Lima Nelayan Palestina Ditangkap Pasukan Israel saat Melaut

- Militer Israel larang penangkapan ikan di perairan Gaza.
- 38 orang ditembak saat mencari bantuan.
- Warga Palestina di Gaza hadapi risiko kelaparan akut.
Jakarta, IDN Times - Lima nelayan Palestina ditahan oleh Pasukan angkatan laut Israel di lepas pantai Kota Gaza pada Sabtu (19/7/2025) malam.
Dilansir dari Anadolu, seorang perwakilan dari Serikat Nelayan di Gaza mengatakan bahwa para nelayan tersebut melaut demi mencari nafkah sehari-hari, mengingat pasokan makanan cukup langka di pasar. Namun, kapal-kapal patroli Israel mengejar dan menangkap mereka, lalu membawa kelima orang tersebut ke lokasi yang tidak diketahui.
1. Militer Israel larang penangkapan ikan di perairan Gaza
Militer Israel melarang aktivitas penangkapan ikan di perairan Gaza dan menargetkan siapa pun yang mencoba melaut dengan tembakan atau penangkapan. Namun, di tengah krisis kemanusiaan yang semakin parah, sejumlah nelayan rela mengambil risiko demi dapat menyediakan makanan bagi keluarga mereka.

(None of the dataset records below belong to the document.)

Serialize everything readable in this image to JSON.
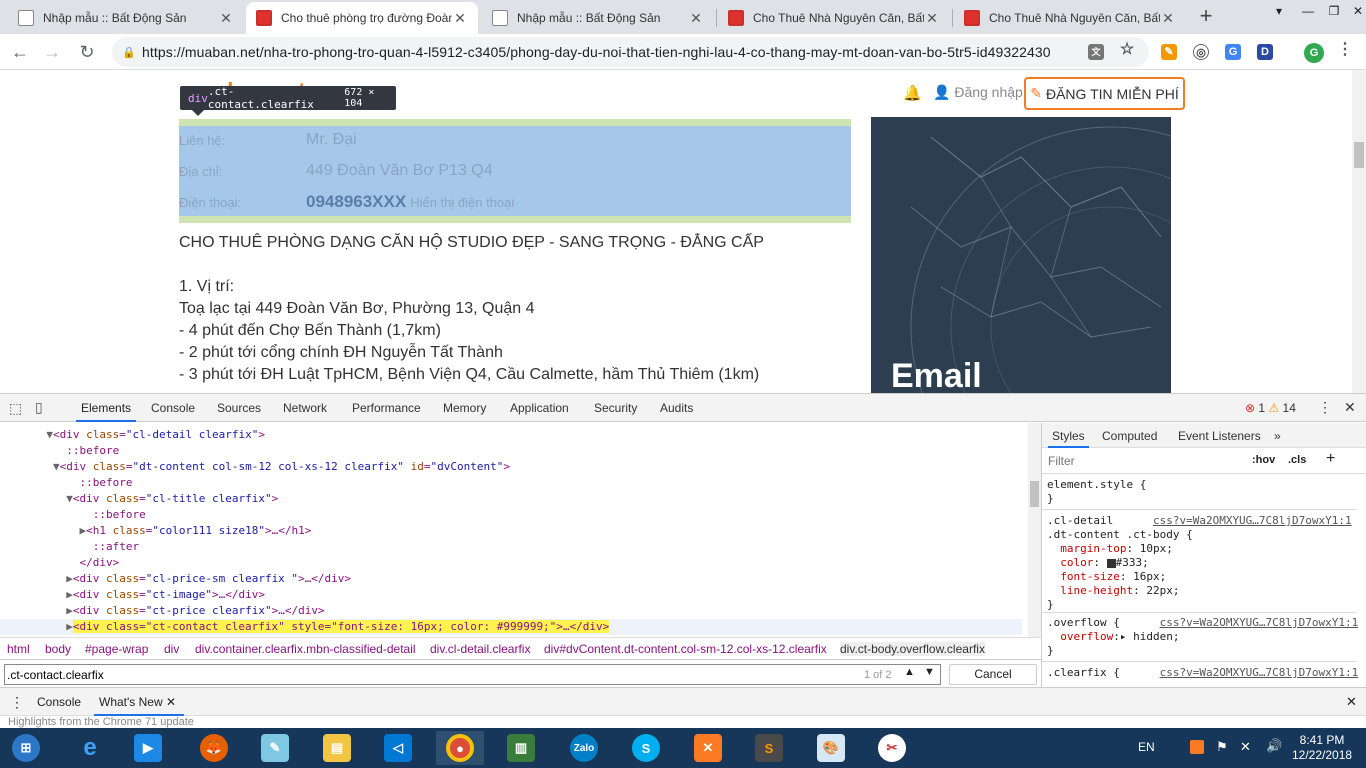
{
  "browser": {
    "tabs": [
      {
        "title": "Nhập mẫu :: Bất Động Sản",
        "icon": "document-icon",
        "active": false
      },
      {
        "title": "Cho thuê phòng trọ đường Đoàn V",
        "icon": "muaban-icon",
        "active": true
      },
      {
        "title": "Nhập mẫu :: Bất Động Sản",
        "icon": "document-icon",
        "active": false
      },
      {
        "title": "Cho Thuê Nhà Nguyên Căn, Bất Đô",
        "icon": "muaban-icon",
        "active": false
      },
      {
        "title": "Cho Thuê Nhà Nguyên Căn, Bất Độ",
        "icon": "muaban-icon",
        "active": false
      }
    ],
    "url": "https://muaban.net/nha-tro-phong-tro-quan-4-l5912-c3405/phong-day-du-noi-that-tien-nghi-lau-4-co-thang-may-mt-doan-van-bo-5tr5-id49322430",
    "profile_initial": "G",
    "ext_d": "D"
  },
  "page": {
    "logo": "muaban.net",
    "login": "Đăng nhập",
    "post_button": "ĐĂNG TIN MIỄN PHÍ",
    "tooltip": {
      "selector": "div",
      "classes": ".ct-contact.clearfix",
      "dims": "672 × 104"
    },
    "contact": {
      "rows": [
        {
          "label": "Liên hệ:",
          "value": "Mr. Đại"
        },
        {
          "label": "Địa chỉ:",
          "value": "449 Đoàn Văn Bơ P13 Q4"
        },
        {
          "label": "Điện thoại:",
          "value": "0948963XXX",
          "extra": "Hiển thị điện thoại"
        }
      ]
    },
    "body_lines": [
      "CHO THUÊ PHÒNG DẠNG CĂN HỘ STUDIO ĐẸP - SANG TRỌNG - ĐẲNG CẤP",
      "",
      "1. Vị trí:",
      "Toạ lạc tại 449 Đoàn Văn Bơ, Phường 13, Quận 4",
      "- 4 phút đến Chợ Bến Thành (1,7km)",
      "- 2 phút tới cổng chính ĐH Nguyễn Tất Thành",
      "- 3 phút tới ĐH Luật TpHCM, Bệnh Viện Q4, Cầu Calmette, hầm Thủ Thiêm (1km)"
    ],
    "banner_text": "Email"
  },
  "devtools": {
    "tabs": [
      "Elements",
      "Console",
      "Sources",
      "Network",
      "Performance",
      "Memory",
      "Application",
      "Security",
      "Audits"
    ],
    "errors": "1",
    "warnings": "14",
    "breadcrumbs": [
      "html",
      "body",
      "#page-wrap",
      "div",
      "div.container.clearfix.mbn-classified-detail",
      "div.cl-detail.clearfix",
      "div#dvContent.dt-content.col-sm-12.col-xs-12.clearfix",
      "div.ct-body.overflow.clearfix"
    ],
    "find_value": ".ct-contact.clearfix",
    "find_count": "1 of 2",
    "cancel": "Cancel",
    "styles_tabs": [
      "Styles",
      "Computed",
      "Event Listeners"
    ],
    "filter_placeholder": "Filter",
    "hov": ":hov",
    "cls": ".cls",
    "element_style": "element.style {",
    "drawer_tabs": [
      "Console",
      "What's New"
    ],
    "drawer_text": "Highlights from the Chrome 71 update"
  },
  "taskbar": {
    "lang": "EN",
    "time": "8:41 PM",
    "date": "12/22/2018"
  }
}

Sejak 2 Maret 2025, Israel menutup seluruh penyeberangan ke Gaza dan memblokir masuknya bantuan kemanusiaan, sehingga memicu kelaparan di wilayah tersebut. Pada Mei, Israel mulai mengizinkan bantuan pangan masuk dalam jumlah terbatas ke Gaza, yang disalurkan melalui lembaga swasta yang didukung oleh Israel dan Amerika (AS).
Menurut data Palestina, sedikitnya 620 warga di Gaza meninggal dunia akibat kekurangan makanan dan obat-obatan sejak Oktober 2023. Pihak berwenang juga memperingatkan bahwa 650 ribu anak berisiko meninggal akibat kelaparan dan malnutrisi, sementara sekitar 60 ribu ibu hamil menghadapi ancaman nyata karena kekurangan makanan dan minimnya akses terhadap layanan kesehatan penting.

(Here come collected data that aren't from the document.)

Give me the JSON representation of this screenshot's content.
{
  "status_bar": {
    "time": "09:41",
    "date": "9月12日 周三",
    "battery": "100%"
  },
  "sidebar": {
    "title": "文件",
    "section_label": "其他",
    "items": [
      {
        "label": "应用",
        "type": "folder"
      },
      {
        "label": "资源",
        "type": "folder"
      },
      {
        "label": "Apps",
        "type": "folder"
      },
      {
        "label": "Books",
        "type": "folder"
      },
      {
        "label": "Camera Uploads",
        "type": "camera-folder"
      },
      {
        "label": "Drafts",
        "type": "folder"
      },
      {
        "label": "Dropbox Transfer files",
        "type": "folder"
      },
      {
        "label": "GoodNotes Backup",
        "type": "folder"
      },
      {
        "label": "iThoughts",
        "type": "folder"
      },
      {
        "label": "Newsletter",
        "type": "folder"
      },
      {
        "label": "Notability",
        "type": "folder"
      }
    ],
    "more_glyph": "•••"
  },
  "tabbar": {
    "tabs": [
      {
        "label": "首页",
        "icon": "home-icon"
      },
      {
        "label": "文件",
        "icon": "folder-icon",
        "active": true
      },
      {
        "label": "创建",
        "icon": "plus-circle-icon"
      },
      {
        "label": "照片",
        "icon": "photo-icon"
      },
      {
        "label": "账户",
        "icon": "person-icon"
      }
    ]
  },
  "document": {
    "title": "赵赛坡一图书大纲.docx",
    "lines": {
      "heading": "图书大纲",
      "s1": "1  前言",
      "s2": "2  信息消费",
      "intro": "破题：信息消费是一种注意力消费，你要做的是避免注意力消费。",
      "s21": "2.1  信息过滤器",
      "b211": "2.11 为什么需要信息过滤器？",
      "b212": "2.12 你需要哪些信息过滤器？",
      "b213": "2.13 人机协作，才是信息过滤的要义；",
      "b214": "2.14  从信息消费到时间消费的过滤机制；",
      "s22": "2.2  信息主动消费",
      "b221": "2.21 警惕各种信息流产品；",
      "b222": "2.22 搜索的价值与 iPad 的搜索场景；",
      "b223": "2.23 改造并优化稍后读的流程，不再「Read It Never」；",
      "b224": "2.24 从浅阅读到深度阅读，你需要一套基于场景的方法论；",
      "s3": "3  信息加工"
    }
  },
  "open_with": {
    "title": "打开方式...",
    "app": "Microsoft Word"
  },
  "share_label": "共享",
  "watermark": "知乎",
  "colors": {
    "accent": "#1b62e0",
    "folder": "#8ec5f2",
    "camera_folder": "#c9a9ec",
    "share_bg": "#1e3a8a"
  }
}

2. 38 orang ditembak saat mencari bantuan
Sementara itu, serangan militer Israel terus berlanjut di Jalur Gaza. Dilansir dari Al Jazeera, sumber medis melaporkan bahwa sedikitnya 116 orang tewas di seluruh wilayah tersebut pada Sabtu. Sebanyak 38 di antaranya tewas ditembak saat mencari makanan di lokasi bantuan yang dikelola oleh Yayasan Kemanusiaan Gaza (GHF).
Juru bicara badan pertahanan sipil, Mahmud Bassal, mengatakan bahwa penembakan tersebut terjadi di dekat pusat distribusi GHF di barat daya Khan Yunis dan di barat laut Rafah. Tembakan disebut berasal dari tentara Israel.

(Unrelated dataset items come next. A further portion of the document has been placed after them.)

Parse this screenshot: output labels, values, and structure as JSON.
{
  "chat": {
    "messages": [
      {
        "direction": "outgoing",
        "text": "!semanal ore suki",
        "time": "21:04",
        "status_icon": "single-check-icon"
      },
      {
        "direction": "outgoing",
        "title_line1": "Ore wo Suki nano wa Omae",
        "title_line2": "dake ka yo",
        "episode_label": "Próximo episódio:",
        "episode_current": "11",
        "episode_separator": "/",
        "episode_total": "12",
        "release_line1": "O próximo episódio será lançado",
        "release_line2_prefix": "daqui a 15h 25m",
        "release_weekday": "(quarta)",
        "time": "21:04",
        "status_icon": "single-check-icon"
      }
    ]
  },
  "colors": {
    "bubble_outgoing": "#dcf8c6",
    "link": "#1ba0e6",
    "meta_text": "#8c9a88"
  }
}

Saksi mata, Mohammed al-Khalidi, mengatakan bahwa tembakan yang diarahkan kepada para pencari bantuan memang dimaksudkan untuk membunuh.
“Tiba-tiba, kami melihat jip datang dari satu sisi dan tank dari sisi lain, dan mereka mulai menembaki kami,” katanya.
GHF membantah bahwa penembakan pada Sabtu terjadi di lokasi mereka, sementara militer Israel mengatakan sedang meninjau insiden tersebut. Menurut Kementerian Kesehatan Palestina, hampir 900 orang telah tewas akibat serangan pasukan Israel dan kontraktor militer swasta di dekat lokasi GHF sejak lembaga tersebut mulai mendistribusikan bantuan pada akhir Mei.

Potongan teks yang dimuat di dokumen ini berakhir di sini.